With Wizz Air having finalized its latest order for the Airbus A321neo aircraft, AeroTime takes a look at the airline’s current backlog and details of where the company has deployed its newly delivered jets.
The new order was announced on August 2, 2023, with the Hungarian low-cost carrier commissioning 75 Airbus A321neo aircraft, which increases its total A321neo backlog to 434 aircraft. The airline’s total A320 family order book, including the ceo and neo as well as already-delivered units, now stands at 565 aircraft.
“With today’s announcement, Wizz Air further reinforces its position as the largest A321neo Family operator in Europe and the Middle East,” said József Váradi, the Chief Executive Officer (CEO) of Wizz Air. “The A321neo’s unparalleled economic efficiency and remarkably low carbon footprint underpin our commitment to provide affordable and sustainable travel options for our customers,” Váradi continued, adding that now, Wizz Air has “one of the largest outstanding order books in the world of more than 350 neo aircraft”.
Currently, Wizz Air has 191 active and stored/in maintenance aircraft, ranging from the A320ceo, A321ceo, A320neo to A321neo, including two aircraft that were wet leased from Titan Airways and SmartLynx. The aircraft are registered under four different Air Operator’s Certificates (AOC) in Hungary, Malta, the United Kingdom (UK), and the United Arab Emirates (UAE).
Between January 1 and August 1, 2023, the airline took delivery of 19 aircraft.

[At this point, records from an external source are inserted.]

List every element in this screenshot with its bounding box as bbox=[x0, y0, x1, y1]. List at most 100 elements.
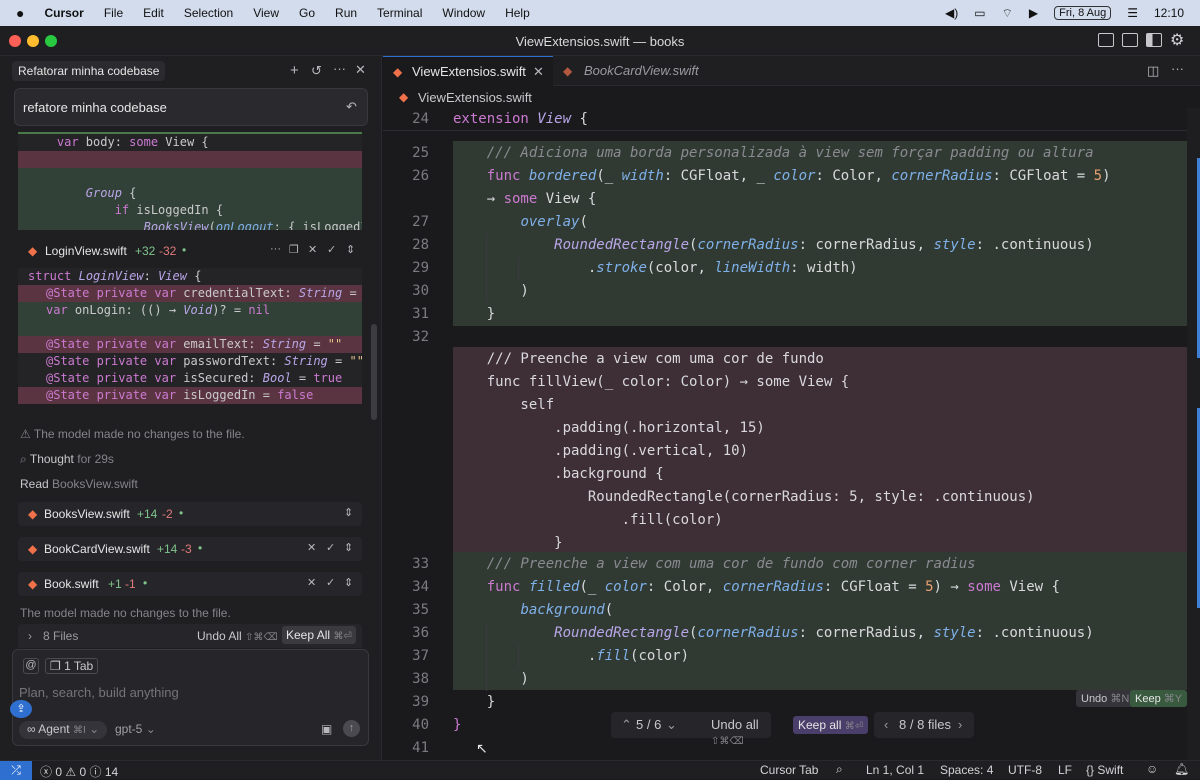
more-icon[interactable]: ··· bbox=[270, 243, 281, 255]
context-tab-chip[interactable]: ❐ 1 Tab bbox=[45, 658, 99, 674]
toggle-panel-icon[interactable] bbox=[1098, 33, 1114, 47]
accept-icon[interactable]: ✓ bbox=[326, 576, 335, 589]
zoom-icon[interactable]: ⌕ bbox=[836, 762, 843, 777]
toggle-sidebar-icon[interactable] bbox=[1146, 33, 1162, 47]
close-tab-icon[interactable]: ✕ bbox=[533, 64, 544, 80]
removed-line[interactable]: self bbox=[383, 394, 1200, 417]
expand-icon[interactable]: ⇕ bbox=[344, 541, 353, 554]
code-line-28[interactable]: 28 RoundedRectangle(cornerRadius: corner… bbox=[383, 234, 1200, 257]
notifications-bell-icon[interactable]: 🔔︎ bbox=[1174, 762, 1189, 776]
revert-icon[interactable]: ↶ bbox=[346, 99, 357, 115]
code-line-29[interactable]: 29 .stroke(color, lineWidth: width) bbox=[383, 257, 1200, 280]
apple-icon[interactable]: ● bbox=[16, 5, 24, 21]
play-icon[interactable]: ▶ bbox=[1029, 6, 1038, 20]
mode-selector[interactable]: ∞ Agent ⌘I ⌄ bbox=[19, 721, 108, 739]
overview-ruler[interactable] bbox=[1187, 108, 1200, 760]
code-line-30[interactable]: 30 ) bbox=[383, 280, 1200, 303]
code-line-33[interactable]: 33 /// Preenche a view com uma cor de fu… bbox=[383, 553, 1200, 576]
removed-line[interactable]: .fill(color) bbox=[383, 509, 1200, 532]
removed-line[interactable]: .padding(.vertical, 10) bbox=[383, 440, 1200, 463]
split-editor-icon[interactable] bbox=[1122, 33, 1138, 47]
control-center-icon[interactable]: ☰ bbox=[1127, 6, 1138, 20]
thought-row[interactable]: ⌕ Thought for 29s bbox=[20, 452, 114, 467]
indentation[interactable]: Spaces: 4 bbox=[940, 763, 993, 777]
tab-bookcardview[interactable]: ◆ BookCardView.swift bbox=[553, 56, 723, 86]
menu-selection[interactable]: Selection bbox=[184, 6, 233, 20]
removed-line[interactable]: .padding(.horizontal, 15) bbox=[383, 417, 1200, 440]
reject-icon[interactable]: ✕ bbox=[308, 243, 317, 256]
code-line-35[interactable]: 35 background( bbox=[383, 599, 1200, 622]
cursor-tab-status[interactable]: Cursor Tab bbox=[760, 763, 818, 777]
copy-icon[interactable]: ❐ bbox=[289, 243, 299, 256]
line-ending[interactable]: LF bbox=[1058, 763, 1072, 777]
menu-edit[interactable]: Edit bbox=[143, 6, 164, 20]
problems-indicator[interactable]: ⓧ 0 ⚠ 0 ⓘ 14 bbox=[40, 763, 118, 780]
file-row-book[interactable]: ◆ Book.swift +1 -1 • ✕ ✓ ⇕ bbox=[18, 572, 362, 596]
keep-all-editor-button[interactable]: Keep all ⌘⏎ bbox=[793, 716, 869, 734]
menu-app-name[interactable]: Cursor bbox=[44, 6, 83, 20]
code-line-37[interactable]: 37 .fill(color) bbox=[383, 645, 1200, 668]
code-line-40[interactable]: 40} bbox=[383, 714, 1200, 737]
expand-icon[interactable]: ⇕ bbox=[344, 576, 353, 589]
code-line-31[interactable]: 31 } bbox=[383, 303, 1200, 326]
keep-all-button[interactable]: Keep All ⌘⏎ bbox=[282, 626, 356, 644]
expand-files-icon[interactable]: › bbox=[28, 629, 32, 643]
image-attach-icon[interactable]: ▣ bbox=[321, 722, 332, 736]
read-row[interactable]: Read BooksView.swift bbox=[20, 477, 138, 491]
menu-file[interactable]: File bbox=[104, 6, 123, 20]
reject-icon[interactable]: ✕ bbox=[307, 576, 316, 589]
split-editor-icon[interactable]: ◫ bbox=[1147, 63, 1159, 79]
accept-icon[interactable]: ✓ bbox=[326, 541, 335, 554]
file-diff-header-loginview[interactable]: ◆ LoginView.swift +32 -32 • ··· ❐ ✕ ✓ ⇕ bbox=[18, 238, 362, 264]
cursor-position[interactable]: Ln 1, Col 1 bbox=[866, 763, 924, 777]
tab-viewextensios[interactable]: ◆ ViewExtensios.swift ✕ bbox=[383, 56, 553, 86]
more-options-icon[interactable]: ··· bbox=[333, 61, 346, 76]
send-icon[interactable]: ↑ bbox=[343, 720, 360, 737]
settings-gear-icon[interactable]: ⚙ bbox=[1170, 30, 1184, 50]
chat-title-tab[interactable]: Refatorar minha codebase bbox=[12, 61, 166, 81]
breadcrumb-file[interactable]: ViewExtensios.swift bbox=[418, 90, 532, 105]
accept-icon[interactable]: ✓ bbox=[327, 243, 336, 256]
prev-file-icon[interactable]: ‹ bbox=[884, 717, 888, 732]
code-line-25[interactable]: 25 /// Adiciona uma borda personalizada … bbox=[383, 142, 1200, 165]
code-line-34[interactable]: 34 func filled(_ color: Color, cornerRad… bbox=[383, 576, 1200, 599]
file-row-bookcardview[interactable]: ◆ BookCardView.swift +14 -3 • ✕ ✓ ⇕ bbox=[18, 537, 362, 561]
removed-line[interactable]: } bbox=[383, 532, 1200, 555]
expand-icon[interactable]: ⇕ bbox=[344, 506, 353, 519]
history-icon[interactable]: ↺ bbox=[311, 63, 322, 79]
removed-line[interactable]: RoundedRectangle(cornerRadius: 5, style:… bbox=[383, 486, 1200, 509]
removed-line[interactable]: /// Preenche a view com uma cor de fundo bbox=[383, 348, 1200, 371]
removed-line[interactable]: .background { bbox=[383, 463, 1200, 486]
code-line-26-wrap[interactable]: → some View { bbox=[383, 188, 1200, 211]
wifi-icon[interactable]: ⌔ bbox=[1002, 6, 1013, 21]
new-chat-icon[interactable]: + bbox=[290, 62, 299, 79]
chat-scrollbar[interactable] bbox=[371, 324, 377, 420]
expand-icon[interactable]: ⇕ bbox=[346, 243, 355, 256]
volume-icon[interactable]: ◀) bbox=[945, 6, 958, 20]
next-file-icon[interactable]: › bbox=[958, 717, 962, 732]
menu-terminal[interactable]: Terminal bbox=[377, 6, 422, 20]
removed-line[interactable]: func fillView(_ color: Color) → some Vie… bbox=[383, 371, 1200, 394]
close-chat-icon[interactable]: ✕ bbox=[355, 62, 366, 78]
menu-window[interactable]: Window bbox=[442, 6, 485, 20]
keep-hunk-button[interactable]: Keep ⌘Y bbox=[1130, 690, 1188, 707]
code-line-36[interactable]: 36 RoundedRectangle(cornerRadius: corner… bbox=[383, 622, 1200, 645]
undo-hunk-button[interactable]: Undo ⌘N bbox=[1076, 690, 1135, 707]
user-message-bubble[interactable]: refatore minha codebase ↶ bbox=[14, 88, 368, 126]
language-mode[interactable]: {} Swift bbox=[1086, 763, 1123, 777]
code-line-41[interactable]: 41 bbox=[383, 737, 1200, 760]
chat-input[interactable] bbox=[19, 683, 339, 701]
undo-all-editor-button[interactable]: Undo all ⇧⌘⌫ bbox=[711, 717, 771, 747]
menu-run[interactable]: Run bbox=[335, 6, 357, 20]
mention-icon[interactable]: @ bbox=[23, 658, 39, 674]
more-actions-icon[interactable]: ··· bbox=[1171, 61, 1184, 76]
menu-go[interactable]: Go bbox=[299, 6, 315, 20]
prev-hunk-icon[interactable]: ⌃ bbox=[621, 717, 632, 733]
reject-icon[interactable]: ✕ bbox=[307, 541, 316, 554]
encoding[interactable]: UTF-8 bbox=[1008, 763, 1042, 777]
file-row-booksview[interactable]: ◆ BooksView.swift +14 -2 • ⇕ bbox=[18, 502, 362, 526]
menu-help[interactable]: Help bbox=[505, 6, 530, 20]
next-hunk-icon[interactable]: ⌄ bbox=[666, 717, 677, 733]
code-line-27[interactable]: 27 overlay( bbox=[383, 211, 1200, 234]
battery-icon[interactable]: ▭ bbox=[974, 6, 985, 20]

All were delivered to Wizz Air’s Maltese subsidiary, with eight of them being operated for Wizz Air’s Hungarian AOC, according to ch-aviation.com data.
During the same period, Airbus delivered its first A321neo to be assembled at its Tianjin, China, Final Assembly Line (FAL) to a non-Chinese operator, namely Wizz Air. The aircraft, registered as 9H-WDR, arrived at Budapest Ferenc Liszt International Airport (BUD) on June 28, 2023, entering commercial service the following day.
Wizz Air’s UK and UAE subsidiaries last took delivery of a new aircraft in May 2022 and December 2022, respectively, according to ch-aviation.com data.
Engine inspections taking out aircraft
However, as part of the airline’s Q1 FY24 results release, Wizz Air revealed that 12 Pratt & Whitney PW1100G engines had been identified for inspections by the end of Q2 FY24, the financial period that ends on September 30, 2023.
The CEO said that the company has “limited information as to the scope of engine inspections in H2 and [we want to] highlight that our guidance of +30 percent higher ASK vs last year remains subject to further communication from OEM on this matter”.
Still, Váradi said that the summer season has been going well, with Wizz Air making “significant progress against our main objectives of reinstating best in class profitability at the back of delivering high-capacity growth and improving operational metrics during the quarter”.
“We have continued our fleet allocation program and have announced further expansion in Poland, Italy, UK, North Macedonia, Georgia and Albania,” the executive added. “At Abu Dhabi airport, Wizz Air is already the second largest airline in terms of seats. Its fleet is growing to 10 aircraft by the end of this summer.”
By the end of FY24, which ends on March 31, 2024, Wizz Air plans to take delivery of 32 Airbus A321neo aircraft.
The airline ended Q1 FY24 with a profit of €61.1 million ($66.7 million) on the back of €1.2 billion ($1.3 billion) in revenues. In total, it carried 15.2 million passengers during the quarter.
“We continue to observe positive trading in the second quarter with RASK trending higher year-on-year on the back of low double digit percentage increased ticket revenue and a higher load factor, compared to the same period last year, expected to build up to 94 per cent,” Váradi concluded.